When the numpy array elements are float numbers, the method above will have problem because the comparison between two float numbers is not exact without tolerance given. How can I give the tolerance and make it works? Thank you.
I think you can round the key to the precision you wanted. u1, v1 = zip(*[next(g) for k, g in groupby(sorted(zip(u, v)), key = lambda x: round(x[0], 10))]) for instance.
Rouding the float to some precision is an alternative method for this.
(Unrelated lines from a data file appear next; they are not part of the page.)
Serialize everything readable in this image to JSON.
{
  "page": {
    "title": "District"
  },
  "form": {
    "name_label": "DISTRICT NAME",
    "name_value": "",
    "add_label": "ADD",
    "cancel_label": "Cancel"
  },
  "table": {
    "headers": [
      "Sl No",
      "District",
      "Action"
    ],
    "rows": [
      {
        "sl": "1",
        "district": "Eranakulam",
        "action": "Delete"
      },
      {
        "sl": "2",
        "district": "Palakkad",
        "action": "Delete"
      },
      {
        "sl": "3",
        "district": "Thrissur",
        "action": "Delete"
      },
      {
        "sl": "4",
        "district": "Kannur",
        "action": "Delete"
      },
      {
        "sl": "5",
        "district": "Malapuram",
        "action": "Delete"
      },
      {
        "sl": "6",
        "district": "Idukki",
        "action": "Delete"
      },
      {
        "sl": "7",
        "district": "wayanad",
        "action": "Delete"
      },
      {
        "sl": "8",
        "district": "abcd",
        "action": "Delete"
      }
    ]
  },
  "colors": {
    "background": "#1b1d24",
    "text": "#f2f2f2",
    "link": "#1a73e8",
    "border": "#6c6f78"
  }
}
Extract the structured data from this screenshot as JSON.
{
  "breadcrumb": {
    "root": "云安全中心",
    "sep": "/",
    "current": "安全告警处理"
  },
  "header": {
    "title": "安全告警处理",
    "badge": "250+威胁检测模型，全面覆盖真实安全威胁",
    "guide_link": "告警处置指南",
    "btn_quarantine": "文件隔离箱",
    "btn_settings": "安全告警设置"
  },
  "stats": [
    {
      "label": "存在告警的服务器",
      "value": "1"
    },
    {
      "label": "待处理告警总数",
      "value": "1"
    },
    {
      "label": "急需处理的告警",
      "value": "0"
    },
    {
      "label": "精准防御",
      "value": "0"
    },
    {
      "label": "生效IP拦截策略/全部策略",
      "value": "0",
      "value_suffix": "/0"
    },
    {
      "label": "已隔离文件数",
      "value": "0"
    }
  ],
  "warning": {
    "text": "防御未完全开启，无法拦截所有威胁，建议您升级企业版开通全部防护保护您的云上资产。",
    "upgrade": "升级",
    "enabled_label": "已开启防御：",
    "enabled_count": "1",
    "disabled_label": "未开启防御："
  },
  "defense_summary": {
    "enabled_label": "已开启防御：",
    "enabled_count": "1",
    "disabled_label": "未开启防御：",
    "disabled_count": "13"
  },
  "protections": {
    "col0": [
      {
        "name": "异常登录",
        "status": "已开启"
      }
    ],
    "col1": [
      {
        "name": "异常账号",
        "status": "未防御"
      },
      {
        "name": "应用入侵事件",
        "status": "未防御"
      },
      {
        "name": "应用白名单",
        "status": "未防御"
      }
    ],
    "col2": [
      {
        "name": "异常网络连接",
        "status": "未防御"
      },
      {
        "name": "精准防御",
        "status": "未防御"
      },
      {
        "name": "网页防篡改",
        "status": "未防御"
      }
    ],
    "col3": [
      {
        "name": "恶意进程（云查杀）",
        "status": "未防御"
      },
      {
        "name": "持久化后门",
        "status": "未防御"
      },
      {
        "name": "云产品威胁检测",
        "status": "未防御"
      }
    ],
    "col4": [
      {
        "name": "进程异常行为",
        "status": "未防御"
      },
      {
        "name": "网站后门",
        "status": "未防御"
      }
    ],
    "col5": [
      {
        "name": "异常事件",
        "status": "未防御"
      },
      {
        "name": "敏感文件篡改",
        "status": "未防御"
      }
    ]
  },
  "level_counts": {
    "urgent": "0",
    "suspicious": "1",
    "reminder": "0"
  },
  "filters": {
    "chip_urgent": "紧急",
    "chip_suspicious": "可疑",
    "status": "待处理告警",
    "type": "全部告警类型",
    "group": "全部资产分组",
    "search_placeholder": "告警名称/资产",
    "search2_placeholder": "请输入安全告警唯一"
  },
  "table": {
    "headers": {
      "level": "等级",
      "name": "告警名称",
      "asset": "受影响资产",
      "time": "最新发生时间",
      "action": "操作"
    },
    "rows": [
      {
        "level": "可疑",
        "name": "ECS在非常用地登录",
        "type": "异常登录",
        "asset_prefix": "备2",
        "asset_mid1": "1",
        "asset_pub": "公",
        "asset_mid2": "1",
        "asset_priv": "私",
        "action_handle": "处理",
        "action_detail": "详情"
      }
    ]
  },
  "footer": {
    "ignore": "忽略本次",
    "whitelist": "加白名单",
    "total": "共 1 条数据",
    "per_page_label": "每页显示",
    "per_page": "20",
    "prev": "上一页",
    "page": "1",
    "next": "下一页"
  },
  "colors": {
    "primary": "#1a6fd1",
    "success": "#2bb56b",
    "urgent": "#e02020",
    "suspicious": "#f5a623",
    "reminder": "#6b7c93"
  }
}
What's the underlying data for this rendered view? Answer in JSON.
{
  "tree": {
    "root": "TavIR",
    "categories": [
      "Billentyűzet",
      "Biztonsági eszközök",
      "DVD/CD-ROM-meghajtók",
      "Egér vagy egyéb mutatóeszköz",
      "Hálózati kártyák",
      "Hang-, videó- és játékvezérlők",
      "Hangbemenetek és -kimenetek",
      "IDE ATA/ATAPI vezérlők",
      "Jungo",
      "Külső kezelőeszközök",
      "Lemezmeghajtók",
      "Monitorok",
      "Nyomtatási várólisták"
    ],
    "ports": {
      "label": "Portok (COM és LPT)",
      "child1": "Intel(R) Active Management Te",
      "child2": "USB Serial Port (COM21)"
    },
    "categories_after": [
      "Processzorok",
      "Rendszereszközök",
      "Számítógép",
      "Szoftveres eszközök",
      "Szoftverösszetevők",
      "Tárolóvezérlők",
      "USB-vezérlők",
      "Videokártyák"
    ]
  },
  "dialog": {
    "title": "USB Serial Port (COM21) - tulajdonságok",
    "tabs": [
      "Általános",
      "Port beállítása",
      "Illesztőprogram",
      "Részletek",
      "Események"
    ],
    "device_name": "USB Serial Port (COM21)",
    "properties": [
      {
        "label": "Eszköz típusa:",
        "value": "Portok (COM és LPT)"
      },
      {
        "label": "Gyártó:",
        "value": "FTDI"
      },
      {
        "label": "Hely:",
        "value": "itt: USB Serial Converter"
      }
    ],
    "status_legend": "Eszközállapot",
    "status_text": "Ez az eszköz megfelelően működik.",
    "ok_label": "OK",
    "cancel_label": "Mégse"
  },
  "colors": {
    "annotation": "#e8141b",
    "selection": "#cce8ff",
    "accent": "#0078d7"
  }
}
Thank you.
1

Approach #1 : Here's an approach for floating-pt numbers by slitting into groups of tolerable (by given tolerance value) proximity -

tol = 1e-5 # Set tolerance for floating pt number match
A = np.split( v, np.flatnonzero(np.diff(u) > tol)+1)
lens = np.array(list(map(len,A)))
idx = np.array([np.argmax(i) for i in A]) 
idx[1:] += lens[:-1].cumsum()
m = ~np.in1d(np.arange(a.size), idx[lens>1])
u_new, v_new, a_new = u[m], v[m], a[m]

Sample input, output -

In [143]: u=np.array([1.0,2.0,2.00000001,3.0,3.9999998, 4.0, 4.00000001])
     ...: v=np.array([10.0,21.0,18.0,30.0,36.0, 40.0, 38.0])
     ...: a=np.array([100.0,210.0,220.0,300.0,77.0, 400.0, 67.00])
     ...: 

In [144]: u_new
Out[144]: array([ 1.        ,  2.00000001,  3.        ,  3.9999998 ,  4.00000001])

In [145]: v_new
Out[145]: array([ 10.,  18.,  30.,  36.,  38.])

In [146]: a_new
Out[146]: array([ 100.,  220.,  300.,   77.,   67.])

Approach #2 : Here's another approach without splitting and as such must be more efficient -

u_idx = np.append(False, np.diff(u) > tol).cumsum()
max_idx = (np.append(np.unique(u_idx, return_index=1)[1], u_idx.size)-1)[1:]
sidx = (v.max()*u_idx + v).argsort()
m = ~np.in1d(np.arange(a.size), sidx[max_idx][np.bincount(u_idx)>1])
u_new, v_new, a_new = u[m], v[m], a[m]

1 Comment

Thank you for your two approaches. I believe both of them will work well though I am not sure I can understand them thoroughly.